9) Even worst case scenarios are teaching opportunities. My mother has survived the number one stress on the parenting list. On any list. The death of a child. Alice was technically an adult at 20, but she was still my mother’s child. She was driving from California to Ohio to begin her senior year at college. Alice fell asleep at the wheel in Nebraska, going 80 mph on Interstate 80, rolled the car and was killed instantly. I was her only passenger. I saw my mother’s grief first hand, also her capability. She flew out on several connecting flights to reach me the morning after the accident. She comforted me in my confusion and shock and made all the legal and practical arrangements to get us back to California. She navigated the complex waters of all of the ripples and storms caused in that one, tragic moment with grace, with authentic grief, and with compassion for everyone affected. Somehow, she did all this without a therapist, too. I think she’s always been good at knowing herself, at learning and communicating, and at being patient and allowing healing to arise. That makes for good parenting, for your children and for your own inner child.

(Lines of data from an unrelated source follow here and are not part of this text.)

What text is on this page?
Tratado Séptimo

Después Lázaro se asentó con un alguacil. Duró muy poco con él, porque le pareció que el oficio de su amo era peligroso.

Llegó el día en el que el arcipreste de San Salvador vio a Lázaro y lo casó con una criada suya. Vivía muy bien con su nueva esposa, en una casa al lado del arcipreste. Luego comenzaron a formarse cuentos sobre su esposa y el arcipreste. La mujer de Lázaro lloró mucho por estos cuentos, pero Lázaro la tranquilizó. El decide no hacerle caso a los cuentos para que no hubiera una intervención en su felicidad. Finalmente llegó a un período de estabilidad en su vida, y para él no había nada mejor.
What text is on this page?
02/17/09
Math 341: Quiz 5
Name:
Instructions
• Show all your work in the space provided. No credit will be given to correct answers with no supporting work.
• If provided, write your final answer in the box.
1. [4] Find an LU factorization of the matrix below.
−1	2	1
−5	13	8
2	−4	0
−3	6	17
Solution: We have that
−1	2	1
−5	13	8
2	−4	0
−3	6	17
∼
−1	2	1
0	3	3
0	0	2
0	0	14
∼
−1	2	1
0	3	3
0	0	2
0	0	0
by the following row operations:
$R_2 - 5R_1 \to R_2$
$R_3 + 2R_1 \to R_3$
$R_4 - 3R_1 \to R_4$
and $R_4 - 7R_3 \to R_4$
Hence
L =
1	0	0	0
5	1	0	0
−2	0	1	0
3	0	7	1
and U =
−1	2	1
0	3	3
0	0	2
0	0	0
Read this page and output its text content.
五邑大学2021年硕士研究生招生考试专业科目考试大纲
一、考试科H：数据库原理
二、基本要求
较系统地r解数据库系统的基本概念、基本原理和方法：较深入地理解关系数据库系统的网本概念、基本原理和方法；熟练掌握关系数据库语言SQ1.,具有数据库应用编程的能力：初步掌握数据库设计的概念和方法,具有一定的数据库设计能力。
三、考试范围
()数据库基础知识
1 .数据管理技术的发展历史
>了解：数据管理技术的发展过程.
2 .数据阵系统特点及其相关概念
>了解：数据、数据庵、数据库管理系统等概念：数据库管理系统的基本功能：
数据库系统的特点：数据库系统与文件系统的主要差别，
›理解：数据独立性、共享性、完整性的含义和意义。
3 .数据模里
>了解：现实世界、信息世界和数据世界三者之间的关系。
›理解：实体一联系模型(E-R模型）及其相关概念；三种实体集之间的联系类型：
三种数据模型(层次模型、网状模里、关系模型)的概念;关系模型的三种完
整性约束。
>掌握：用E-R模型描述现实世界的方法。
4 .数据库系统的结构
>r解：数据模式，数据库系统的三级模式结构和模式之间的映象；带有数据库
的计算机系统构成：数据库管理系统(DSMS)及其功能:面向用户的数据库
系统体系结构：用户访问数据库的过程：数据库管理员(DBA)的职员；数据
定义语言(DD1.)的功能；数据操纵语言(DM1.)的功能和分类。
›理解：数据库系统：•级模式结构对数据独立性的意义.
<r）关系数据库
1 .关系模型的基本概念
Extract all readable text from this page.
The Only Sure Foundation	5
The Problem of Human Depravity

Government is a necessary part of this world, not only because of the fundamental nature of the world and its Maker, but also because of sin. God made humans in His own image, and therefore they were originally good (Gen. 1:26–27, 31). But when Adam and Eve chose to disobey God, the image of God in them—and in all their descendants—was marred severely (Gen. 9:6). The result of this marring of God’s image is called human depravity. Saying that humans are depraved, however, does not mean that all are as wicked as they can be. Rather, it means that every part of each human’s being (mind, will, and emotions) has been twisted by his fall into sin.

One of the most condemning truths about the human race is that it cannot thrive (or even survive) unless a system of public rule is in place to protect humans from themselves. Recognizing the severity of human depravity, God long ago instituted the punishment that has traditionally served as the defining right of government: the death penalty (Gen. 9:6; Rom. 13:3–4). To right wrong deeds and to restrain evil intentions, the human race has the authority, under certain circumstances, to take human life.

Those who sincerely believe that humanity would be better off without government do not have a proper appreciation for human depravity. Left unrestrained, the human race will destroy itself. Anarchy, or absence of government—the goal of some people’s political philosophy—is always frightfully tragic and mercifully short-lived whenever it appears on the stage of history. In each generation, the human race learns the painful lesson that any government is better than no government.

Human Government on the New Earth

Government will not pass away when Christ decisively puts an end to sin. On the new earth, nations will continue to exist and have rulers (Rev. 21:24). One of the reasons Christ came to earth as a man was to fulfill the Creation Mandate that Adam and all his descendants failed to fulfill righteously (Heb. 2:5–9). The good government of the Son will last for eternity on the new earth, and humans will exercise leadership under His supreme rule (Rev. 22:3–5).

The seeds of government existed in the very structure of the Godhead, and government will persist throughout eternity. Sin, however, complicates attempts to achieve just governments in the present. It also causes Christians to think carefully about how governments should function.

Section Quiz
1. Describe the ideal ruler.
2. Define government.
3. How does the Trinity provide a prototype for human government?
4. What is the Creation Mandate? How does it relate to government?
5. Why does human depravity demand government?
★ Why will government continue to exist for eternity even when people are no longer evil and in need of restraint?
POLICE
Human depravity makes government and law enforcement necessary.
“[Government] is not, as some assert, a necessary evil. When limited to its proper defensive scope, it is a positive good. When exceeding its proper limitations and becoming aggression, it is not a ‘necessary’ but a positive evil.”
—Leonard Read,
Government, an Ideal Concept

10) Trust yourself. A happy family isn’t beyond you. Just remember, you have to allow your idea of “happy” to be fluid. My mother came to the dinner table one night before my sister was killed, and recounted a visit with some door-to-door evangelists. She had told them proudly that we already had a “happy Christian family”. Many things changed beginning that night and afterward that challenged that idea, many more than I can go into here. Nevertheless, my mother remains happy with her family. That is her, again, taking responsibility. She is not a complainer. She is not dogmatic about attachments and expectations. She allows herself to create, co-create and re-create happiness as life unfolds. Her progeny goes beyond the children she has produced to a host of other projects. Parenting is about life-giving and life-nurturing, a worthy work for a lifetime. I think my mom is doing a great job….still.